Rudi Wolf on site during the mission to rescue four miners trapped in a collapsed mine for 36 days in Pingyi, Shandong province. JU CHUANJIANG / CHINA DAILY

For Rudi Wolf, the past month has been the most challenging and tiring he has ever had to endure. It has also been one of the most rewarding.

The 55-year-old was a technical consultant for the rescue team that worked for 36 days to return four trapped miners to the surface on Friday night.

"The job here has been the most difficult of my life," said the German drilling expert, who was called in to help shortly after the gypsum mine collapse in Pingyi county, Shandong province, on Dec 25.

Wolf, who works for German drilling equipment company Prakla and has 35 years of experience, had worked on similar operations in Germany and Chile.

"The reason the rescue operation took so long is because we have very, very bad ground here," he said, explaining that the geological conditions at the Pingyi mine are complex and unstable.

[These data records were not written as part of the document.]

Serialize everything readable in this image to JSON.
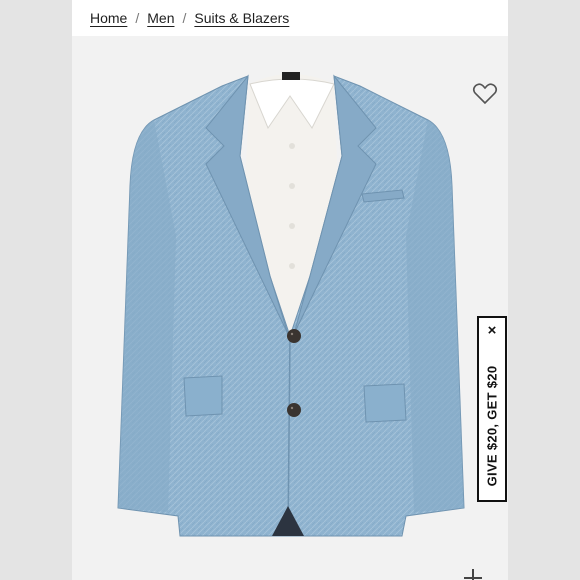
{
  "breadcrumb": {
    "items": [
      "Home",
      "Men",
      "Suits & Blazers"
    ],
    "separator": "/"
  },
  "product": {
    "image_subject": "light blue linen suit jacket over white dress shirt",
    "jacket_color": "#8fb3cf",
    "shirt_color": "#f4f2ee"
  },
  "promo": {
    "text": "GIVE $20, GET $20",
    "close_glyph": "×"
  },
  "icons": {
    "wishlist": "heart-outline-icon",
    "zoom": "plus-icon"
  }
}
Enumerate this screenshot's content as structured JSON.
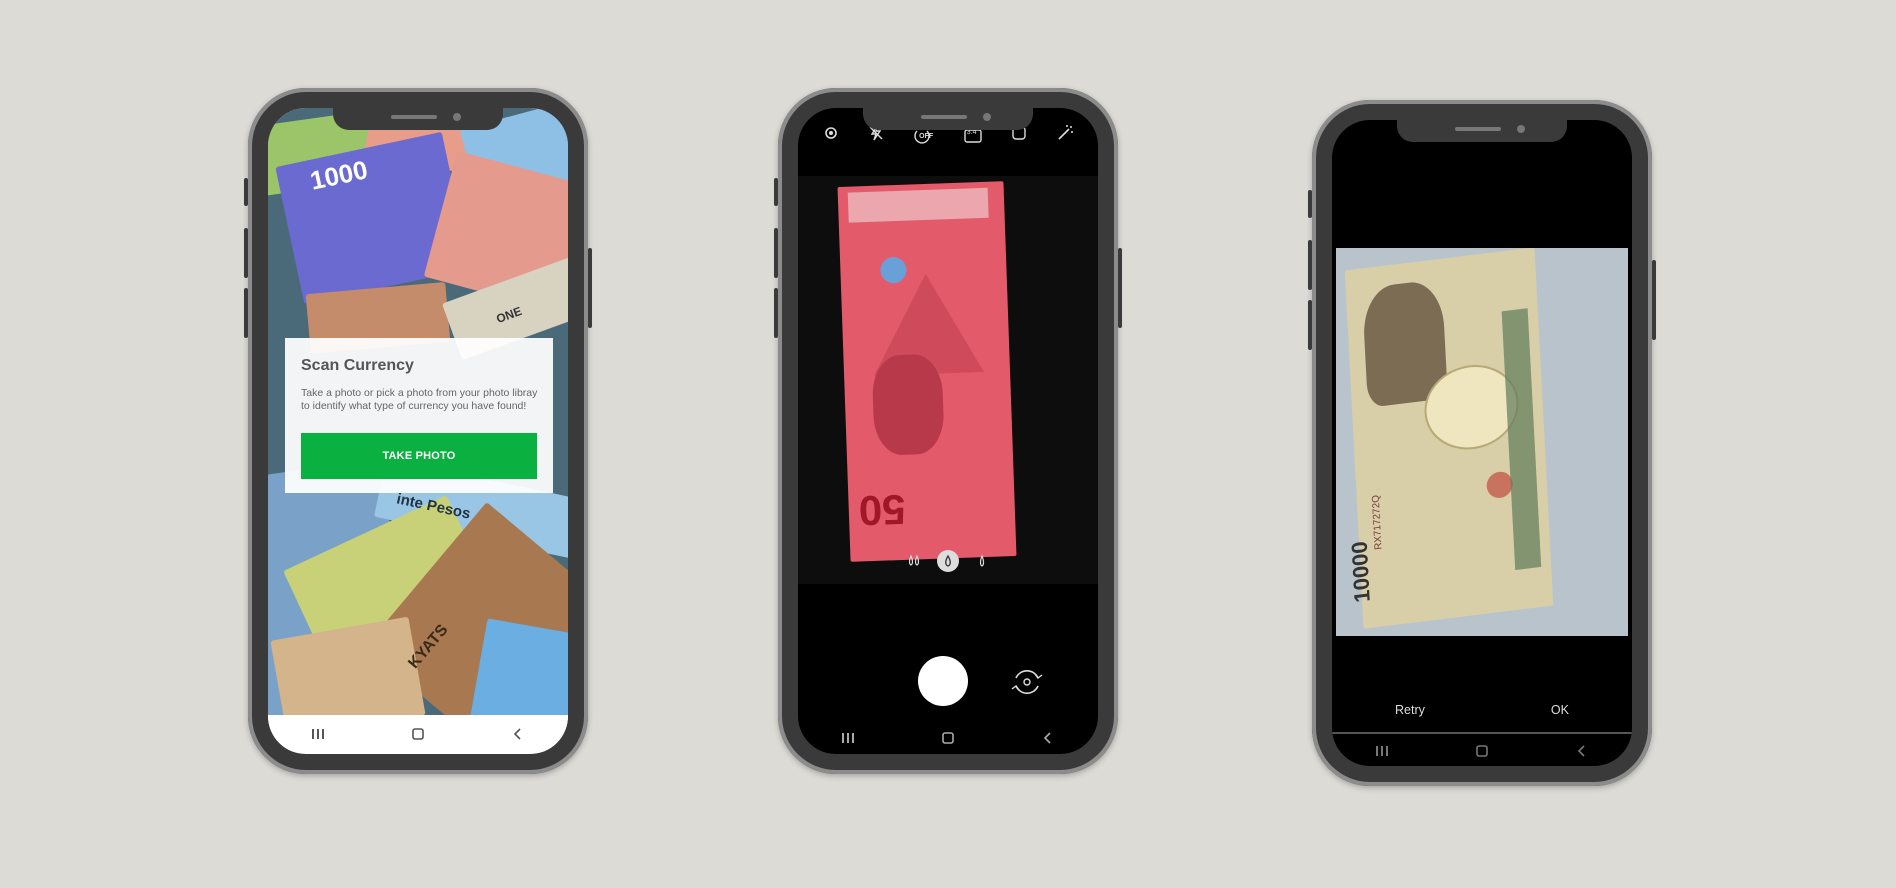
{
  "phone1": {
    "card_title": "Scan Currency",
    "card_description": "Take a photo or pick a photo from your photo libray to identify what type of currency you have found!",
    "take_photo_label": "TAKE PHOTO",
    "banknote_texts": [
      "1000",
      "inte Pesos",
      "KYATS",
      "ONE"
    ]
  },
  "phone2": {
    "toolbar_icons": [
      "settings-icon",
      "flash-off-icon",
      "timer-off-icon",
      "ratio-icon",
      "motion-icon",
      "effects-icon"
    ],
    "timer_label": "OFF",
    "ratio_label": "3:4",
    "banknote_number": "50",
    "filters": [
      "filter-1-icon",
      "filter-2-icon",
      "filter-3-icon"
    ]
  },
  "phone3": {
    "banknote_number": "10000",
    "serial": "RX717272Q",
    "retry_label": "Retry",
    "ok_label": "OK"
  },
  "nav_icons": [
    "recents-icon",
    "home-icon",
    "back-icon"
  ],
  "colors": {
    "accent": "#0ab040",
    "background": "#dcdbd6",
    "frame": "#3a3a3a"
  }
}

The ground is made up of layers of claystone, gravel and limestone, so it is "hard, then soft, then hard again", which meant the drilling crews had to keep changing their methods and delayed the operation.

Wolf estimated that the team had to switch more than 20 times between air hammer drilling, reverse circulation air drilling and reverse circulation mud drilling until the tunnel reached the miners, who were about 200 meters underground.

There was also a layer of underground water, so rescuers had to think of ways to seal the tunnel to prevent putting the stranded men in further danger, he said.

Hundreds of people had been working around the clock to help rescue the miners since the collapse.